Manjeet Chadha,1 M.D., Sheldon Feldman, 2 M.D., Louis B Harrison., 1 M.D.
Department of Radiation Oncology 1 and Department of Surgery 2, Beth Israel Medical Center. New York. N.Y. 10003

Purpose: Mastectomy is the most widely accepted treatment for managing local recurrence or new breast cancer in patients who have previously received RT to the breast. With accumulating evidence supporting partial breast irradiation, we embarked on a Phase I/II study to evaluate the role of brachytherapy for patients presenting with either a local breast recurrence after lumpectomy and RT or a new breast cancer diagnosed in women who had previously received mantle irradiation.
Materials & Methods: In consideration of the history of prior RT and the lack of established safety of re-treatment, the protocol permitted only interstitial low dose-rate brachytherapy. For patients with locally recurrent breast cancer, the protocol design included a dose escalation regimen: the first 6 patients received 30Gy. After a minimum follow up period of 12 months, which confirmed no unacceptable acute toxicity in the treated breast, the total brachytherapy dose was increased to 45Gy. All patients with prior mantle irradiation received 45Gy. Eligibility included all histologic subtypes presenting as a unifocal lesion. All patients underwent a lumpectomy with negative microscopically-assessed surgical margins prior to brachytherapy. Systemic therapy, when recommended started after a minimum 2- week interval following removal of brachytherapy catheters. From 1999 to present, 17 patients have completed treatment. Fourteen patients had prior RT for breast cancer, 2 for Hodgkin’s disease and 1 for Non Hodgkin’s lymphoma. At the time of brachytherapy, 13 patients had an infiltrating cancer and 4 patients had DCIS. The median tumor size was 0.8cm (0.4cm to 1.5cm). The median number of interstitial catheters used was 11. Brachytherapy was delivered at a dose rate 40-50 cGy/hour. All patients received prophylactic antibiotics. Three patients have received systemic chemotherapy and 2 patients are on hormones. All patients have been followed by the multidisciplinary team.
Results: The median time from the initial RT to the current brachytherapy is 91.8 mo (range 28.5mo to 321.3mo). The median follow up after brachytherapy is 30.6 mo (range: 9mo to 81mo). No patients developed an infection. No skin toxicity > RTOG grade 2 was observed. No excessive fibrosis or necrosis has been observed. Most patients with prior history of breast cancer were noted to have asymmetry in breast size as a result of the second lumpectomy performed prior to brachytherapy. This factor influenced the number of catheters placed at the lumpectomy site. With breast asymmetry as a given, the cosmetic result observed in all patients has been good to excellent. One patient developed a local breast recurrence at 27 months following brachytherapy she underwent a salvage mastectomy and remains free of disease. The 3-year Kaplan Meier analysis of breast conservation rate and local disease-free survival following brachytherapy is 89%. The overall survival is 93%.

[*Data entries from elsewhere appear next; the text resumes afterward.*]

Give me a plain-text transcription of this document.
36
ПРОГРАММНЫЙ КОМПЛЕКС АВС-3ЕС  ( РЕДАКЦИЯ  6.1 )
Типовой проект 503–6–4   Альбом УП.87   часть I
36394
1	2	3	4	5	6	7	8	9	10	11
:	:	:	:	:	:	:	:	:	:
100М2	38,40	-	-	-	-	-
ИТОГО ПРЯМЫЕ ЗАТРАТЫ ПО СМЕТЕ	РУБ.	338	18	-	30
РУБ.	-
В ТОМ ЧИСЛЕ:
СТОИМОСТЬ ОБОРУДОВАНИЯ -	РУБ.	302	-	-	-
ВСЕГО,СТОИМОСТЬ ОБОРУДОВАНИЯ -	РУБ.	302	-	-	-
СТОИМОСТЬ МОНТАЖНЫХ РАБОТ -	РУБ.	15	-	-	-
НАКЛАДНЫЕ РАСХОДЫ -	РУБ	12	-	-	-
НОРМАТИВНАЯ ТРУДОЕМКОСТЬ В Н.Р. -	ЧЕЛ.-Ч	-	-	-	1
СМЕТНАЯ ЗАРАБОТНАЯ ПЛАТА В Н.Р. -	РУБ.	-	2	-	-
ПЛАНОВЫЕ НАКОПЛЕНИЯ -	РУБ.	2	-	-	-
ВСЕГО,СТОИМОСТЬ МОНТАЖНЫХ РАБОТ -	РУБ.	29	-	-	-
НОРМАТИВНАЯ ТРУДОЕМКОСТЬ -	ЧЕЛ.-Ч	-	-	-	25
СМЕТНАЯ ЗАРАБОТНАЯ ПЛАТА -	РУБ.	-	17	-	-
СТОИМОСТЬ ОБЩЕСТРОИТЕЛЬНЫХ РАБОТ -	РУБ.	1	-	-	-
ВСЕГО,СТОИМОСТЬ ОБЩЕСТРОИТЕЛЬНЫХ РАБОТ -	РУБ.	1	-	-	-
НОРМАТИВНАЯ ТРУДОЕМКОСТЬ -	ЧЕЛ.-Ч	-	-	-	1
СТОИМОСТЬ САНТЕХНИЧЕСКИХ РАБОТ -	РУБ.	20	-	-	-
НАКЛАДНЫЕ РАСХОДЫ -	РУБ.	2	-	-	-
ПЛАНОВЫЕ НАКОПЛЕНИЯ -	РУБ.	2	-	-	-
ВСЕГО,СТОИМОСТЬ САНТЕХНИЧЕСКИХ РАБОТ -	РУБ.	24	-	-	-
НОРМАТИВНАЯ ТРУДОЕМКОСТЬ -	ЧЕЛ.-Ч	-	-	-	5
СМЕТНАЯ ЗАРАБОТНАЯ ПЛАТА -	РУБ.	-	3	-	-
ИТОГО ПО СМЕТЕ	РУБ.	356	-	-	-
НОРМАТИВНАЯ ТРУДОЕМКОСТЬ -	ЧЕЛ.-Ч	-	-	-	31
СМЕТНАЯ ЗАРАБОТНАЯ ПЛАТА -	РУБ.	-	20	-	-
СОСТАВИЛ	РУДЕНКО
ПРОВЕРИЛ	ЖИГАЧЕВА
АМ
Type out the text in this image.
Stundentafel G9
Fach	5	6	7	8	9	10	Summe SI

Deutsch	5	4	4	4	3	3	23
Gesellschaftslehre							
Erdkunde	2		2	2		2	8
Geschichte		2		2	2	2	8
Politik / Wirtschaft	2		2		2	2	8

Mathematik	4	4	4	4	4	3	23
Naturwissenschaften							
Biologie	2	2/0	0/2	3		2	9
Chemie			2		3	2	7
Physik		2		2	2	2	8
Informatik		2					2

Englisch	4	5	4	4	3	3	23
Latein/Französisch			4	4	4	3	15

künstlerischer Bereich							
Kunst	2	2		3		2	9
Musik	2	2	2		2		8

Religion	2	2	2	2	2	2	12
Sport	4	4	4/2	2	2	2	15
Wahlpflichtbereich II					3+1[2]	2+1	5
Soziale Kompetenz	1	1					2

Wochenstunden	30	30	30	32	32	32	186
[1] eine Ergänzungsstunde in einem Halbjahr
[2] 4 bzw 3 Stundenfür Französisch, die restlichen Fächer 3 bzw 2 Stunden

Conclusion: The preliminary experience using brachytherapy ina previously irradiated breast suggests low complication rates, and acceptable cosmetic results. The relatively high local control rates and freedom from mastectomy for local recurrence warrants further investigation to establish brachytherapy as an acceptable alternative to mastectomy for selected patients.